Some raw feeders choose not to feed vegetables, although I believe veggies are beneficial. Remember, you must purée raw vegetables in a food processor, blender or juicer to break down the cell walls and make their nutrients available to dogs.

If the RMB portion of the diet is mostly chicken or turkey, also feed beef, lamb and pork, either ground or in chunks, to provide variety. Heart (nutritionally a muscle meat) is a relatively inexpensive option. Feed about one ounce of liver per pound of other meat. Eggs are an excellent addition to the diet. There's no limit on the amount of eggs you feed as long as the diet provides enough variety overall.

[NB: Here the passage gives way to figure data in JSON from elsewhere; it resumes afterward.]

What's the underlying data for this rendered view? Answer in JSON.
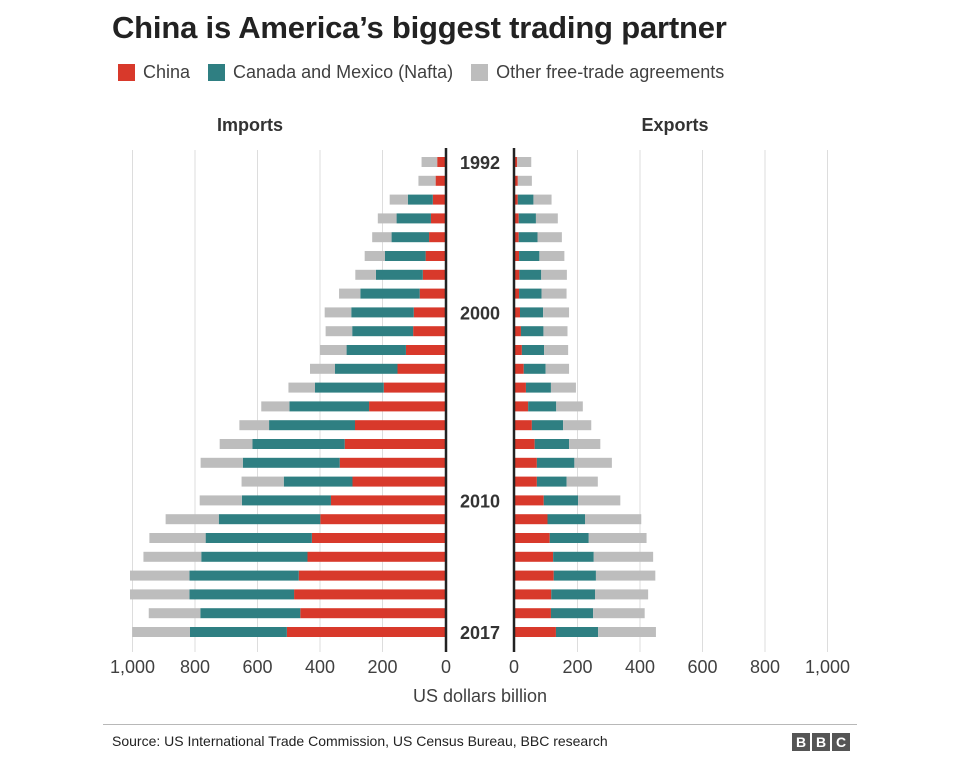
{
  "title": "China is America’s biggest trading partner",
  "legend": [
    {
      "label": "China",
      "color": "#d8392b"
    },
    {
      "label": "Canada and Mexico (Nafta)",
      "color": "#2f7f82"
    },
    {
      "label": "Other free-trade agreements",
      "color": "#bdbdbd"
    }
  ],
  "source": "Source: US International Trade Commission, US Census Bureau, BBC research",
  "logo": [
    "B",
    "B",
    "C"
  ],
  "chart_data": {
    "type": "bar",
    "orientation": "horizontal",
    "layout": "butterfly-stacked",
    "panels": [
      {
        "title": "Imports",
        "direction": "left"
      },
      {
        "title": "Exports",
        "direction": "right"
      }
    ],
    "categories": [
      1992,
      1993,
      1994,
      1995,
      1996,
      1997,
      1998,
      1999,
      2000,
      2001,
      2002,
      2003,
      2004,
      2005,
      2006,
      2007,
      2008,
      2009,
      2010,
      2011,
      2012,
      2013,
      2014,
      2015,
      2016,
      2017
    ],
    "category_labels": {
      "1992": "1992",
      "2000": "2000",
      "2010": "2010",
      "2017": "2017"
    },
    "xlabel": "US dollars billion",
    "xlim": [
      0,
      1000
    ],
    "xticks": [
      0,
      200,
      400,
      600,
      800,
      1000
    ],
    "xtick_labels": [
      "0",
      "200",
      "400",
      "600",
      "800",
      "1,000"
    ],
    "grid": true,
    "series": [
      {
        "name": "China",
        "color": "#d8392b",
        "imports": [
          25,
          30,
          39,
          45,
          51,
          62,
          71,
          81,
          100,
          102,
          125,
          152,
          196,
          243,
          288,
          321,
          337,
          296,
          365,
          399,
          426,
          440,
          468,
          483,
          463,
          506
        ],
        "exports": [
          7,
          9,
          9,
          12,
          12,
          13,
          14,
          13,
          16,
          19,
          22,
          28,
          35,
          42,
          54,
          63,
          70,
          70,
          92,
          104,
          111,
          122,
          124,
          116,
          115,
          131
        ]
      },
      {
        "name": "Canada and Mexico (Nafta)",
        "color": "#2f7f82",
        "imports": [
          0,
          0,
          80,
          110,
          120,
          130,
          150,
          190,
          200,
          195,
          190,
          200,
          220,
          255,
          275,
          295,
          310,
          220,
          285,
          325,
          340,
          340,
          350,
          335,
          320,
          310
        ],
        "exports": [
          0,
          0,
          50,
          55,
          60,
          65,
          70,
          72,
          74,
          72,
          71,
          70,
          80,
          90,
          100,
          110,
          120,
          95,
          110,
          120,
          125,
          130,
          135,
          140,
          135,
          135
        ],
        "note": "No Nafta segment is shown for 1992-1993"
      },
      {
        "name": "Other free-trade agreements",
        "color": "#bdbdbd",
        "imports": [
          50,
          55,
          58,
          60,
          62,
          65,
          66,
          68,
          85,
          85,
          85,
          80,
          85,
          90,
          95,
          105,
          135,
          135,
          135,
          170,
          180,
          185,
          190,
          190,
          165,
          185
        ],
        "exports": [
          45,
          45,
          58,
          70,
          78,
          80,
          82,
          80,
          83,
          77,
          77,
          75,
          80,
          85,
          90,
          100,
          120,
          100,
          135,
          180,
          185,
          190,
          190,
          170,
          165,
          185
        ]
      }
    ]
  }
}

Canned fish with bones, such as jack mackerel, pink salmon and sardines, should also be included in the diet, Feed one or two meals of canned fish a week, in place of RMBs. The bones they contain have been pressure-cooked to softness, so they are safe to feed even though they're cooked.

Adult dogs generally eat 2 to 3 percent of their body weight daily, but this varies depending on your dog’s activity level and metabolism, and the amount of fat in the diet. Watch your dog’s weight and adjust the amount you feed if needed.

Dangers of raw diets?

Although many dogs thrive on raw diets, some experience problems. If your dog develops diarrhea or vomits, discontinue the new diet and return to what you were previously feeding until your dog is back to normal. You can then try reintroducing the diet more slowly, feeding only one new food at a time and waiting to see your dog's reaction before introducing the next item. If problems continue despite a slow introduction, consider feeding a homemade, cooked diet (without bones) instead.

Broken teeth occur occasionally, although recreational bones, such as rib and marrow bones, cause more problems than the softer RMBs.

Many people worry about the bacteria in raw food, but the dog’s short, simple intestinal tract is designed to deal with bacteria, allowing dogs to eat uncooked food without problems. Dogs eat things that are long dead and even eat poop with no problems. Although food-borne bacteria can cause illness, it's unusual for healthy dogs to be affected.

Smaller, softer RMBs, such as chicken necks and backs, rarely cause digestive problems. Larger, harder bones are more likely to lead to vomiting or constipation, as are diets that are high in bone. Dogs fed diets made up of more than 50 percent RMBs are more likely to experience problems, such as constipation or vomiting bone fragments. RMBs should not be combined with kibble in the same meal because some dogs have problems digesting bones and kibble simultaneously.

RMBs can cause choking, especially for smaller dogs, and for those that gulp their food rather than chewing pieces off before swallowing. Because of their size and shape, turkey necks are the parts most likely to cause choking in large dogs; chicken necks may be a problem for small dogs.

If you're not comfortable feeding whole bones, or if your dog experiences problems with them, cut RMBs into pieces with Joyce Chen utility scissors (which work better than poultry shears) or feed ground meat with bones instead.

Ground meat and bone products can be purchased from a number of companies, that  make complete raw diets and mixtures that include meat, bone and organs, and, sometimes, veggies. You can also buy a grinder and grind your own, but most grinders can handle only small parts, such as chicken necks and backs. Stainless-steel grinders can also handle turkey necks and chicken leg quarters, if they fit down the chute.